Ей и не понравилось: «Нет!.. Черт возьми, Елена, это несправедливо по отношению ко мне! Мы же здесь все тянем одну лямку, не будь такой эгоисткой!»

«Прости, но мне надо…»

«Ты должна выполнить контракт, который мы подписали с университетом! Что такого важного, что это не может подождать лишнюю неделю? Еще одна семейная перестрелка?»

В тот же миг Ян оказался перед Корой, его хрупкое тело было каким-то угрожающим: «Кора заткнись!» – сказал он. Еще один американизм, несмотря ни на что, заставил меня моргнуть.

Кора сделала шаг назад, нахмурилась, но сумела, напрягаясь выдавить: «Извини». И вот в такой атмосфере мы и начали работать.

Я спешу домой из Ньиве Керка, Виллем занимает мой разум. Отец ожидает перед домом, хмурится: «Где ты была?»

Я не отвечаю, но, когда я снимаю плащ и передаю его Джозьфьену, он смотрит на крошечный золотой крестик, который теперь я ношу на цепочке.

«Опять в церкви? Домхейд. Ваанвурстеллинген. Они кормят тебя ложью: зиелен, энгелен. (голланд.) В тебе нет никакого зиелена, дочь моя. Мир является таким, каким ты его видишь и каким я вижу его через линзу. Все остальное – сказки и россказни».

Я в замешательстве. Он говорит со мной с добротой, с… нет, не с пониманием, с какой-то другой интонацией, может с жалостью?

Я еще в большем замешательстве, когда он, взяв меня за руку, повел в мастерскую мимо Джозьфьена, смотревшего нам вслед с отрытым ртом.

Отец протягивает мне микроскоп: «Взгляни, что я обнаружил, Мария. Мы обязаны это записать».

Я смотрю через линзу микроскопа. Головастики с длинными тонкими хвостами плавают как угри, но они слишком малы, чтобы быть головастиками: «Что они такое?»

Отец кажется смущен, что еще больше сбивает меня с толку: «Они от моего … это мое семя. Это откуда приходит жизнь. В каждой из этих зверюшек, содержится все необходимое, для формирования ребенка».

«И мамы?»

«Он лишь приютила в себе, ребенка для развития, – а затем, когда Джозьфьен принес поднос с сыром, элем и ароматным свежим хлебом для ужина отца, он причудливо добавил: – Мама сама испекла ребенка. Она сама как печка».

Его голос меняется: «Ты должна приступить к работе. Поскольку ты здесь отсутствовала, чтобы делать заметки, мне пришлось самому написать письмо в Королевское общество. Теперь сделай пожалуйста копию».

Виллем. Виллем. Виллем…

Я сижу за столом, подтягиваю к себе письмо отца, написанное им темно-коричневыми чернилами и начинаю копировать его в книгу.

– Ее книга записей включает копии его писем! – воскликнул Ян, прежде чем я что-то смогла сказать, – этот факт никогда не был известен!

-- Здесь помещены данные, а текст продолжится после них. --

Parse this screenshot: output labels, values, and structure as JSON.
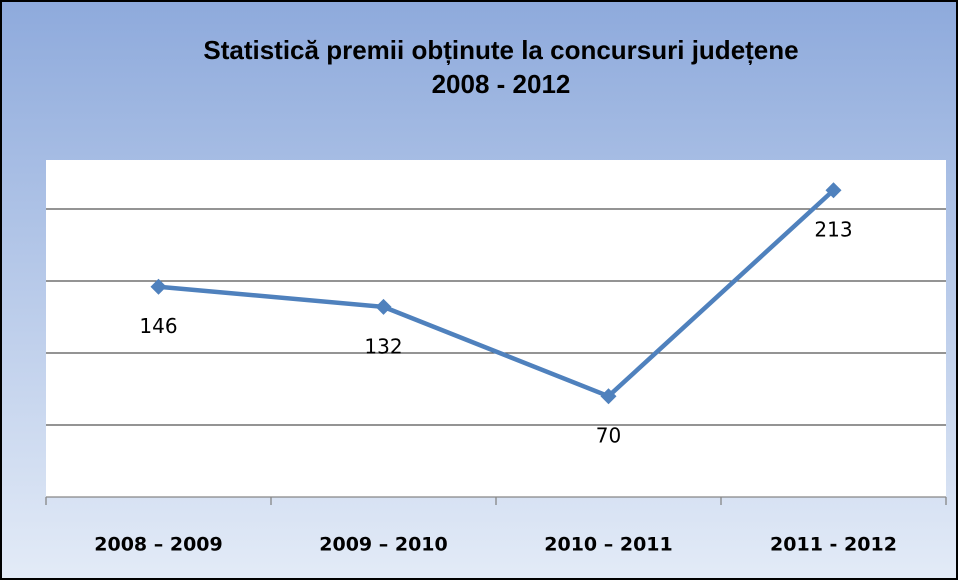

– Что значит зиелен? – спросила я, – душа, Левенгук говорил о душе?

– Только для того, чтобы сказать Марии, что это сказка? А энгелен, это ангелы? Он говорил, что это тоже сказка? – продолжала я свои расспросы.

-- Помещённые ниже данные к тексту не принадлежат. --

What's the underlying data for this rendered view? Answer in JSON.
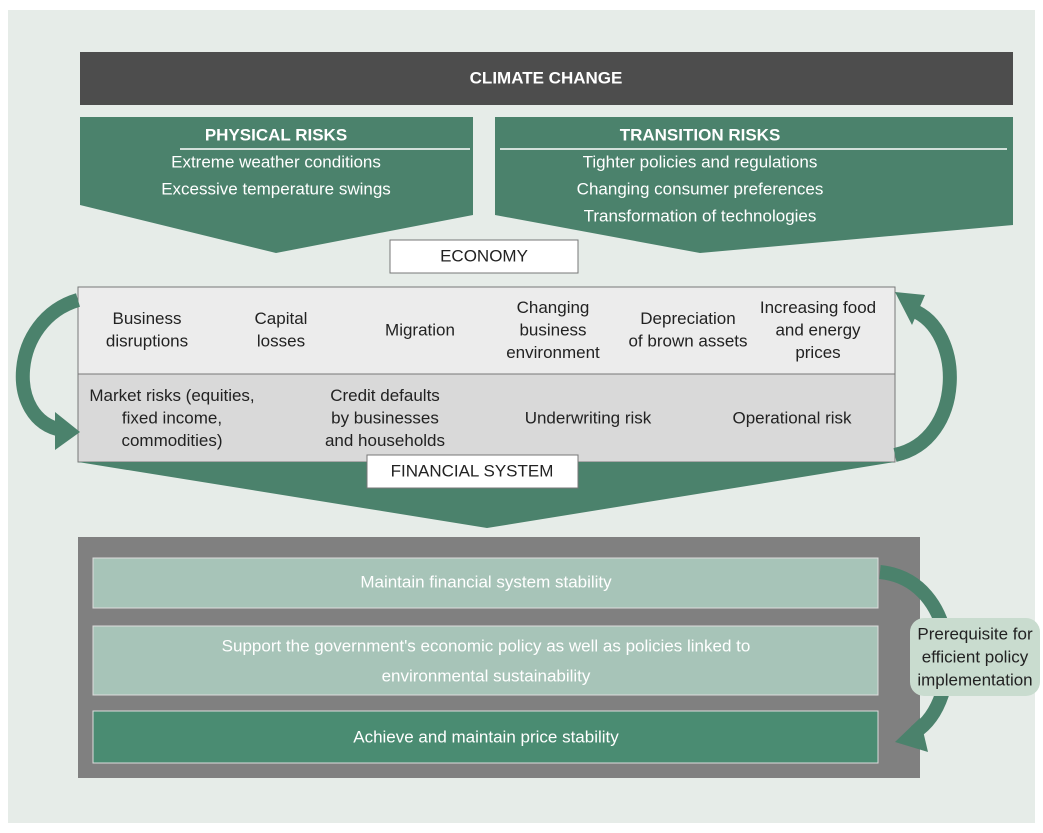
{
  "title": "CLIMATE CHANGE",
  "risks": [
    {
      "title": "PHYSICAL RISKS",
      "items": [
        "Extreme weather conditions",
        "Excessive temperature swings"
      ]
    },
    {
      "title": "TRANSITION RISKS",
      "items": [
        "Tighter policies and regulations",
        "Changing consumer preferences",
        "Transformation of technologies"
      ]
    }
  ],
  "economy": {
    "label": "ECONOMY",
    "items": [
      [
        "Business",
        "disruptions"
      ],
      [
        "Capital",
        "losses"
      ],
      [
        "Migration"
      ],
      [
        "Changing",
        "business",
        "environment"
      ],
      [
        "Depreciation",
        "of brown assets"
      ],
      [
        "Increasing food",
        "and energy",
        "prices"
      ]
    ]
  },
  "financial_system": {
    "label": "FINANCIAL SYSTEM",
    "items": [
      [
        "Market risks (equities,",
        "fixed income,",
        "commodities)"
      ],
      [
        "Credit defaults",
        "by businesses",
        "and households"
      ],
      [
        "Underwriting risk"
      ],
      [
        "Operational risk"
      ]
    ]
  },
  "objectives": [
    [
      "Maintain financial system stability"
    ],
    [
      "Support the government's economic policy as well as policies linked to",
      "environmental sustainability"
    ],
    [
      "Achieve and maintain price stability"
    ]
  ],
  "note": [
    "Prerequisite for",
    "efficient policy",
    "implementation"
  ]
}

Ян улыбнулся: «Это именно то, что его соседи и даже поначалу многие из его английских современников, говорили о «маленьких зверюшках» Левенгука. Что ты увидела через линзу?»

– Его собственное семя.

– 1677. Дайте мне диалог для записи, – как всегда потребовала Кора.

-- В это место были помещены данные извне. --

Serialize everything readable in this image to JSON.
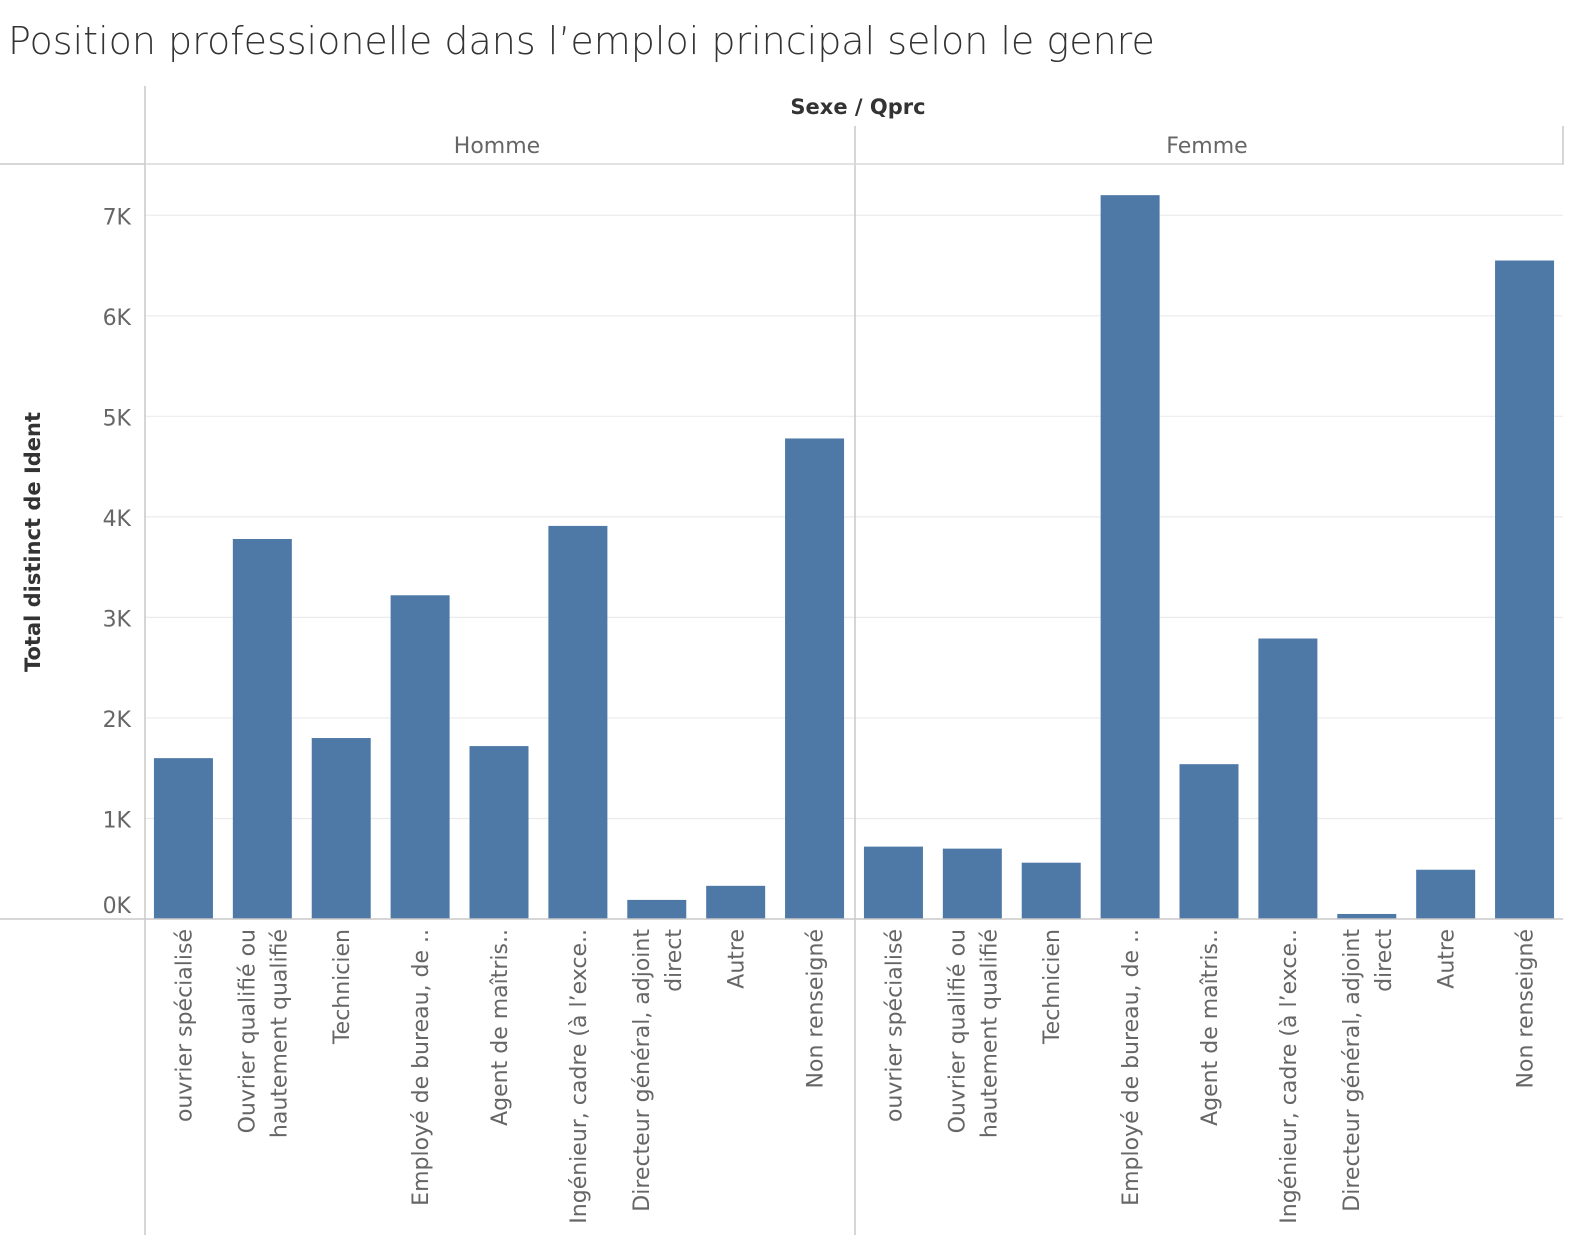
{
  "chart_data": {
    "type": "bar",
    "title": "Position professionelle dans l’emploi principal selon le genre",
    "xlabel": "Sexe / Qprc",
    "ylabel": "Total distinct de Ident",
    "ylim": [
      0,
      7500
    ],
    "yticks": [
      0,
      1000,
      2000,
      3000,
      4000,
      5000,
      6000,
      7000
    ],
    "ytick_labels": [
      "0K",
      "1K",
      "2K",
      "3K",
      "4K",
      "5K",
      "6K",
      "7K"
    ],
    "grid": true,
    "bar_color": "#4e79a7",
    "categories": [
      [
        "ouvrier spécialisé"
      ],
      [
        "Ouvrier qualifié ou",
        "hautement qualifié"
      ],
      [
        "Technicien"
      ],
      [
        "Employé de bureau, de .."
      ],
      [
        "Agent de maîtris.."
      ],
      [
        "Ingénieur, cadre (à l’exce.."
      ],
      [
        "Directeur général, adjoint",
        "direct"
      ],
      [
        "Autre"
      ],
      [
        "Non renseigné"
      ]
    ],
    "panels": [
      {
        "name": "Homme",
        "values": [
          1600,
          3780,
          1800,
          3220,
          1720,
          3910,
          190,
          330,
          4780
        ]
      },
      {
        "name": "Femme",
        "values": [
          720,
          700,
          560,
          7200,
          1540,
          2790,
          50,
          490,
          6550
        ]
      }
    ]
  }
}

Я дала. Она понаблюдала за визуальным переводом моих мозговых волн, подслушивая воспоминания Марии, когда я сопоставляла их со словами Марии и ее отца.


Затем Кора кисло резюмировала: «Он размышляет о женщинах, как о простых печах, выпекающих детей? А как насчет наших яйцеклеток?»

Ян разъяснил: «Всего лишь хранилище питательных веществ. Антони думал, что яйцеклетки не могут быть живыми, потому что они не двигаются».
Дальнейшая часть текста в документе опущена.